The US Dollar Index slipped to its lowest level in almost 8 months as investors speculate that the Fed is more than likely to push back on a 2016 rate hike. Since Janet Yellen, the head of the Federal Reserve, laid the path for a dovish outlook, the Dollar Index has lost about 3% of its worth. The likelihood of a June rate hike is now less than 20% as suggested by Fed Fund futures. Dollar crosses also saw some heavy sell pressure, especially against the Euro and the Pound Sterling.
As reported at 10:40 am (BST) in London, the EUR/USD was up 16% at $1.1422; the pair has ranged from $1.1400 at the low end to $1.1465 at the high. The AUD/USD pair was higher at $0.7657, a gain of 0.81%. The US Dollar Index was trading at 93.17 .DXY, down 0.14%; FX traders use the Index to gauge the Dollar’s relative strength versus major rivals.

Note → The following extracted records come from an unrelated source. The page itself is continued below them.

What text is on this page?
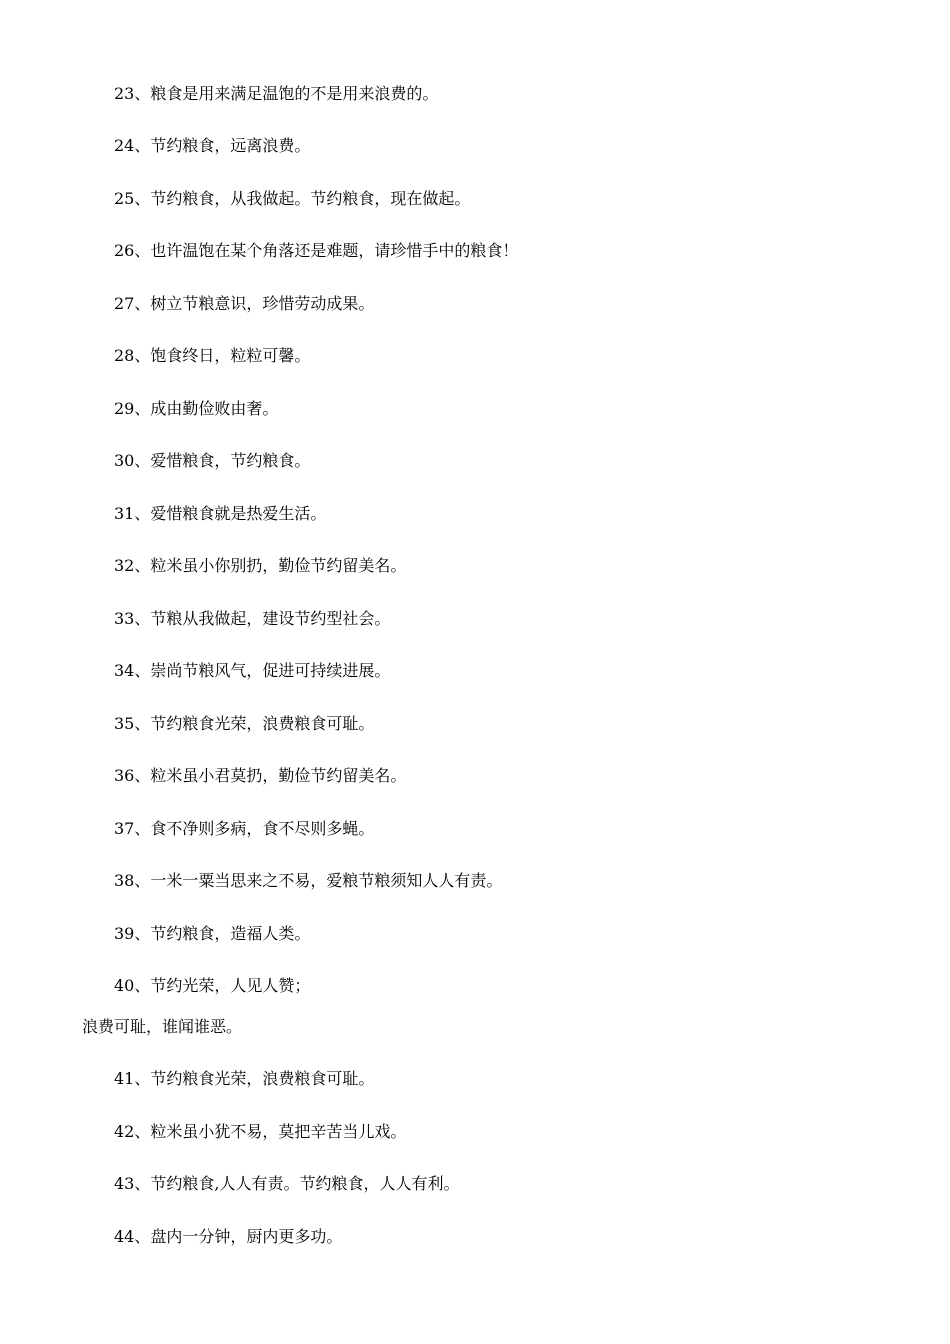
23、粮食是用来满足温饱的不是用来浪费的。
24、节约粮食，远离浪费。
25、节约粮食，从我做起。节约粮食，现在做起。
26、也许温饱在某个角落还是难题，请珍惜手中的粮食！
27、树立节粮意识，珍惜劳动成果。
28、饱食终日，粒粒可馨。
29、成由勤俭败由奢。
30、爱惜粮食，节约粮食。
31、爱惜粮食就是热爱生活。
32、粒米虽小你别扔，勤俭节约留美名。
33、节粮从我做起，建设节约型社会。
34、崇尚节粮风气，促进可持续进展。
35、节约粮食光荣，浪费粮食可耻。
36、粒米虽小君莫扔，勤俭节约留美名。
37、食不净则多病，食不尽则多蝇。
38、一米一粟当思来之不易，爱粮节粮须知人人有责。
39、节约粮食，造福人类。
40、节约光荣，人见人赞；
浪费可耻，谁闻谁恶。
41、节约粮食光荣，浪费粮食可耻。
42、粒米虽小犹不易，莫把辛苦当儿戏。
43、节约粮食,人人有责。节约粮食，人人有利。
44、盘内一分钟，厨内更多功。
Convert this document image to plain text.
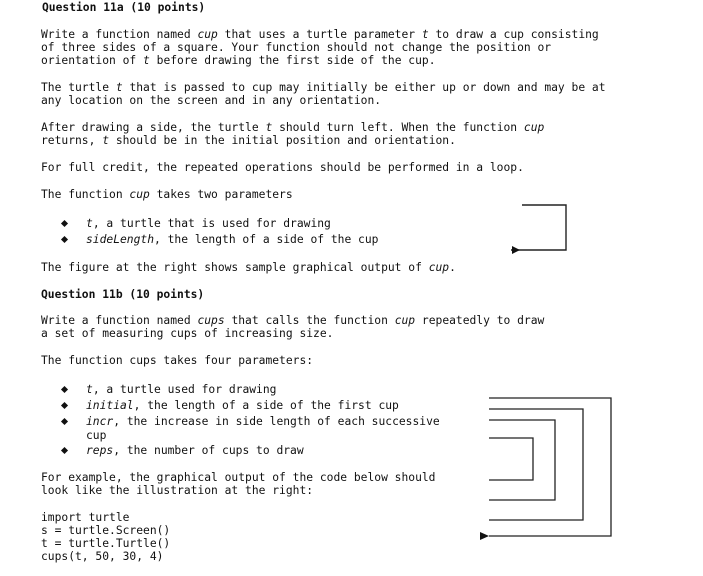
Question 11a (10 points)
Write a function named cup that uses a turtle parameter t to draw a cup consisting
of three sides of a square. Your function should not change the position or
orientation of t before drawing the first side of the cup.
The turtle t that is passed to cup may initially be either up or down and may be at
any location on the screen and in any orientation.
After drawing a side, the turtle t should turn left. When the function cup
returns, t should be in the initial position and orientation.
For full credit, the repeated operations should be performed in a loop.
The function cup takes two parameters
t, a turtle that is used for drawing
sideLength, the length of a side of the cup
The figure at the right shows sample graphical output of cup.
Question 11b (10 points)
Write a function named cups that calls the function cup repeatedly to draw
a set of measuring cups of increasing size.
The function cups takes four parameters:
t, a turtle used for drawing
initial, the length of a side of the first cup
incr, the increase in side length of each successive
cup
reps, the number of cups to draw
For example, the graphical output of the code below should
look like the illustration at the right:
import turtle
s = turtle.Screen()
t = turtle.Turtle()
cups(t, 50, 30, 4)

Pound Lifted despite Mixed Bag of Data
The Pound Sterling is getting some support from this morning’s release of producer price inflation inputs and the retail price index, among others. While the results were generally mixed, there were enough upbeat surprises to provide a lift to the Cable. The UK’s Office of National Statistics reported that consumer prices edged 0.5% higher in March (year-over-year), against an 0.4% forecast. The GBP/USD was trading at $1.4305, a gain of 0.49% for the Pound Sterling.